Nothing gets music nerds butthurt faster than a band or artist reusing the name of a well-known song or album — except, maybe, when they do it so well that even the nerds aren’t allowed to bitch about it. Double Negative’s Daydreamnation, were it not one of the greatest hardcore records ever made, could have been a disaster. Boredoms, Negativland, Eric’s Trip, and Blonde Redhead survived because their sound advanced upon the bands that inspired their names. In the same vein, Danny Brown has given us Atrocity Exhibition, 46 minutes of music swinging from a delicate hinge of just four lines:

Asylums with doors open wide,

Where people had paid to see inside,

For entertainment, they watch his body twist

Behind his eyes he says, “I still exist.”
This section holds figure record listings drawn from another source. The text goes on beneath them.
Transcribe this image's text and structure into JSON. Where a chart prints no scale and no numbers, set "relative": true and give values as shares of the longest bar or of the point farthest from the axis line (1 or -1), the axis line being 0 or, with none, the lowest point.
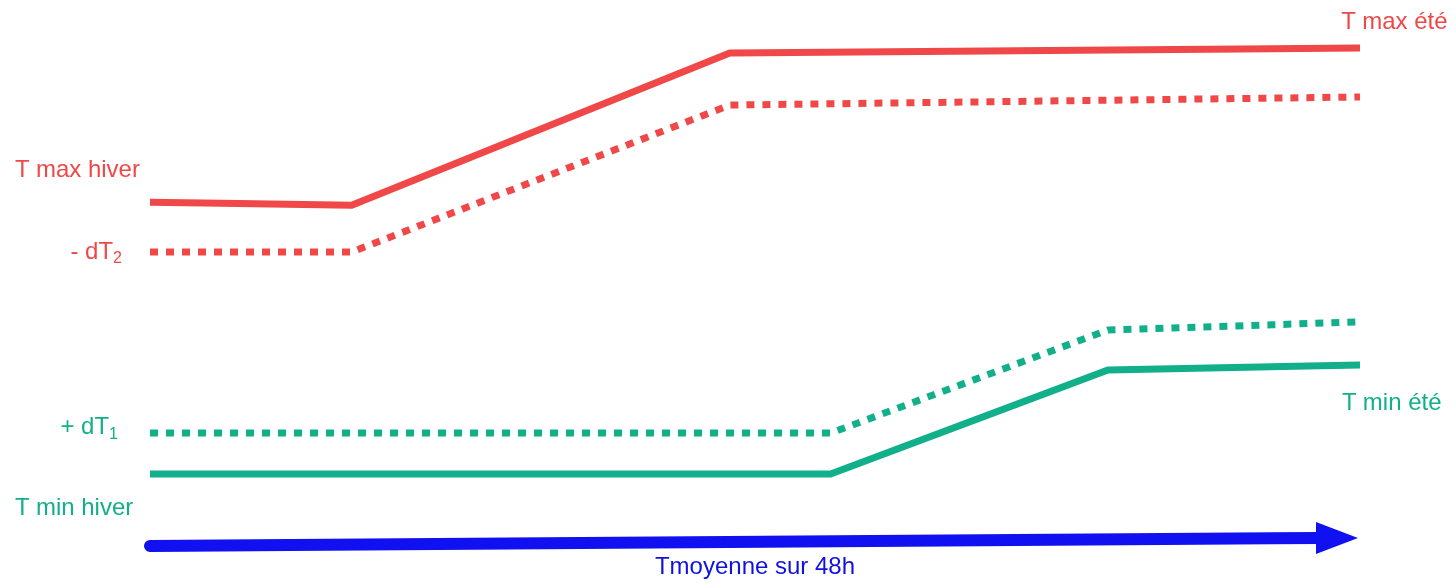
{
  "chart_data": {
    "type": "line",
    "relative": true,
    "xlabel": "Tmoyenne sur 48h",
    "categories": [
      null,
      null,
      null,
      null,
      null,
      null,
      null,
      null,
      null,
      null,
      null,
      null,
      null,
      null,
      null,
      null,
      null,
      null,
      null,
      null,
      null,
      null,
      null,
      null,
      null,
      null,
      null,
      null,
      null,
      null,
      null,
      null,
      null,
      null,
      null,
      null,
      null,
      null,
      null,
      null,
      null,
      null,
      null,
      null,
      null,
      null,
      null,
      null,
      null
    ],
    "series": [
      {
        "color": "#f04848",
        "line_style": "solid",
        "values": [
          0.638,
          null,
          null,
          null,
          null,
          null,
          null,
          null,
          0.631,
          null,
          null,
          null,
          null,
          null,
          null,
          null,
          null,
          null,
          null,
          null,
          null,
          null,
          null,
          0.988,
          null,
          null,
          null,
          null,
          null,
          null,
          null,
          null,
          null,
          null,
          null,
          null,
          null,
          null,
          null,
          null,
          null,
          null,
          null,
          null,
          null,
          null,
          null,
          null,
          1
        ]
      },
      {
        "color": "#f04848",
        "line_style": "dotted",
        "values": [
          0.521,
          null,
          null,
          null,
          null,
          null,
          null,
          null,
          0.521,
          null,
          null,
          null,
          null,
          null,
          null,
          null,
          null,
          null,
          null,
          null,
          null,
          null,
          null,
          0.866,
          null,
          null,
          null,
          null,
          null,
          null,
          null,
          null,
          null,
          null,
          null,
          null,
          null,
          null,
          null,
          null,
          null,
          null,
          null,
          null,
          null,
          null,
          null,
          null,
          0.885
        ]
      },
      {
        "color": "#12b08a",
        "line_style": "dotted",
        "values": [
          0.096,
          null,
          null,
          null,
          null,
          null,
          null,
          null,
          null,
          null,
          null,
          null,
          null,
          null,
          null,
          null,
          null,
          null,
          null,
          null,
          null,
          null,
          null,
          null,
          null,
          null,
          null,
          0.096,
          null,
          null,
          null,
          null,
          null,
          null,
          null,
          null,
          null,
          null,
          0.338,
          null,
          null,
          null,
          null,
          null,
          null,
          null,
          null,
          null,
          0.357
        ]
      },
      {
        "color": "#12b08a",
        "line_style": "solid",
        "values": [
          0,
          null,
          null,
          null,
          null,
          null,
          null,
          null,
          null,
          null,
          null,
          null,
          null,
          null,
          null,
          null,
          null,
          null,
          null,
          null,
          null,
          null,
          null,
          null,
          null,
          null,
          null,
          0,
          null,
          null,
          null,
          null,
          null,
          null,
          null,
          null,
          null,
          null,
          0.244,
          null,
          null,
          null,
          null,
          null,
          null,
          null,
          null,
          null,
          0.256
        ]
      }
    ],
    "annotations": [
      "T max hiver",
      "- dT$_{2}$",
      "+ dT$_{1}$",
      "T min hiver",
      "T max été",
      "T min été"
    ]
  }
}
Because yeah, Danny Brown exists like a motherfucker, obviously. But for three years, since the release of 2013’s Old, he’s been at the mercy of critics requesting more material, more entertainment, more Danny, twisting. The album, as such, opens thus:

... Been in this room for three days

Think I’m hearing voices

... which should be enough to cement Danny’s titular precision and exactitude in the minds of those who felt the need to tweet “um that’s a Joy Division song” after he announced the record.

But unlike Joy Division’s Ian Curtis — who Donald Trump would probably say just couldn’t handle it — Danny is an uncooked Sylvia Plath, his heart and the beat arterially bragging, “I am, I am, I am.” He’s opting to figure out his role in the exhibition, rather than abandoning it along with this mortal coil, since he’s not sure the voices — those of the critics, the biters, the ticket-holders — are all that real, anyway.

His reality, and his sound on Atrocity Exhibition, is a pastiche of visual and sonic referents. An upbringing in Detroit and the stories that resulted from it feature heavily, especially on “Golddust,” which makes Danny sound like the world’s smartest dummy, driving the monster truck that is ghettotech straight into the proverbial wall of Death.

Likewise, “When It Rain,” the album’s first single, is “Bombs Over Baghdad” for the war-zoned City of Boom. Detroit’s financial crisis left the city with a cumulative deficit in the billions. Danny is wont to speak as a representative, which is especially important now that cities in crisis tend to be little more than a hot-button talking point for moneyed goons. Here, as on “25 Bucks” from Old, Danny paints a compelling picture of youth in Detroit without having to shout any of his tropes. Even the turn of phrase "D versus everybody" takes gum rubber to the line between Danny-the-dissident and Detroit, the kingdom he’s sworn to protect: When it rains, it pours, so you may as well get your ass on the floor and dance, as behooves an agitator.

Through the naming of things, Danny Brown has finally given Joy Division’s limp legacy the D it has so badly needed. Atrocity Exhibition is Danny Brown rescuing moldy Joy Division 12-inches from waterlogged milk crates beyond Thunderdome, then dirt-biking with Lori Petty through the back alleys of Hamtramck and over the Canadian border on a mission to find clean water and blunt wraps. Atrocity Exhibition is, despite the weight of the name, as sharp and rare and survival-oriented and free as Danny himself. There is certainly joy here. You just need to look closer.